Conventional wisdom, or “how to take great photos every time”, dictates rules of composition and stresses the photographer’s control of perspective. We are encouraged to move around and find the best view point. Balance. Proportion. Movement. Shape and Form. Colour. Dynamics. These are regular textbook headings.
And then there’s Minimalism. According to one of the beautiful photographic reference books I’ve started collecting, it’s a style “known for its precise and pared-down aesthetic”.
“Minimalism advocates an essential quality of geometric abstraction, and often uses a monochromatic or a highly reduced array of colours. With influences from Zen philosophy and the Japanese sense of beauty, essential forms, order, materials, and simplicity are advocated. Minimalism can be seen as a reaction against expressionism, ornamentation, and even consumerism.” (Dilg, p72)
The phone photos so far aren’t pure abstraction. The pavement and road look like pavement and road, with the exception of some that are too blurred.
Which brings me to the five themes that have emerged.

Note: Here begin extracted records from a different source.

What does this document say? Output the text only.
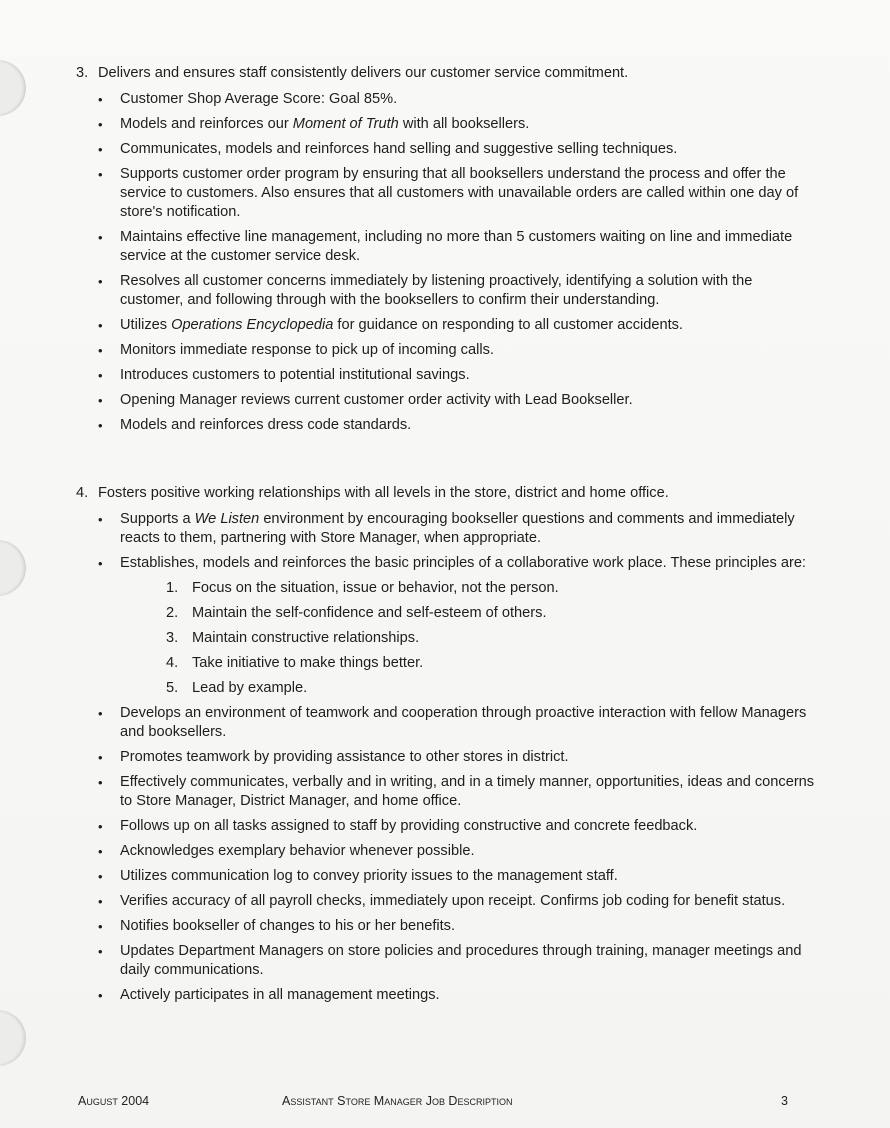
3. Delivers and ensures staff consistently delivers our customer service commitment.
• Customer Shop Average Score: Goal 85%.
• Models and reinforces our Moment of Truth with all booksellers.
• Communicates, models and reinforces hand selling and suggestive selling techniques.
• Supports customer order program by ensuring that all booksellers understand the process and offer the service to customers. Also ensures that all customers with unavailable orders are called within one day of store's notification.
• Maintains effective line management, including no more than 5 customers waiting on line and immediate service at the customer service desk.
• Resolves all customer concerns immediately by listening proactively, identifying a solution with the customer, and following through with the booksellers to confirm their understanding.
• Utilizes Operations Encyclopedia for guidance on responding to all customer accidents.
• Monitors immediate response to pick up of incoming calls.
• Introduces customers to potential institutional savings.
• Opening Manager reviews current customer order activity with Lead Bookseller.
• Models and reinforces dress code standards.
4. Fosters positive working relationships with all levels in the store, district and home office.
• Supports a We Listen environment by encouraging bookseller questions and comments and immediately reacts to them, partnering with Store Manager, when appropriate.
• Establishes, models and reinforces the basic principles of a collaborative work place. These principles are:
1. Focus on the situation, issue or behavior, not the person.
2. Maintain the self-confidence and self-esteem of others.
3. Maintain constructive relationships.
4. Take initiative to make things better.
5. Lead by example.
• Develops an environment of teamwork and cooperation through proactive interaction with fellow Managers and booksellers.
• Promotes teamwork by providing assistance to other stores in district.
• Effectively communicates, verbally and in writing, and in a timely manner, opportunities, ideas and concerns to Store Manager, District Manager, and home office.
• Follows up on all tasks assigned to staff by providing constructive and concrete feedback.
• Acknowledges exemplary behavior whenever possible.
• Utilizes communication log to convey priority issues to the management staff.
• Verifies accuracy of all payroll checks, immediately upon receipt. Confirms job coding for benefit status.
• Notifies bookseller of changes to his or her benefits.
• Updates Department Managers on store policies and procedures through training, manager meetings and daily communications.
• Actively participates in all management meetings.
August 2004	Assistant Store Manager Job Description	3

Blurring is used by photographers to achieve a variety of effects, including softness, spontaneity, energy, mystery and even poetry. In these phone photos, the blurring occurs because of the pace of my step and the motion of my arm at the time the shutter is released.
I was surprised at just how drawn upon, painted and embossed are our urban pathways. It’s not graffiti. It’s official.
Contrasts and highlights are a way of directing emphasis in an image. In this style of image capture, I find instead that the contrasts are creating order, chaos and divisions but not a lot of direction.
Given the angle of the camera and the urban subject matter, Divisions was an inevitable theme. At their simplest, the divisions do no more than divide. Sometimes they create frames within the frame, often devoid of a subject.
Negative space is the space that is not the subject, the space between and around the subject, sometimes empty, sometimes not, but always directing attention to the main reason for the image. But what if all that’s available is a glimpse of the subject in the periphery of your vision?
This is not a brand new way of making images for me. I’ve wandered around with my big DLSR and just clicked the shutter without first using the viewfinder.
However, the phone camera brings a new level of convenience. It also brings a different physical action. How do I hold this sliver of a thing so that I can take photos while on the move and not look silly at the same time?
The low shooting angle ensures I won’t be secretly photographing anyone.
It also ensures I look at the results though a different view point. Granted, I still decide when to tap the shutter button and then which images to keep. However, by not pre-viewing the image before capture, I leave myself available for surprises in composition that are not dictated by convention.
Mora, G. 1998. Photo Speak: A guide to the ideas, movements, and techniques of photography, 1839 to the present, published by Abberville Press, New York.
Dilk, B (editor). 2014. 30-second photography: The 50 most thought-provoking photographers, styles and techniques, each explained in half a minute, published by ILEX, East Sussex.
Ang, T. 2013. Digital photography masterclass, published by Dorling Kindersley Ltd, London.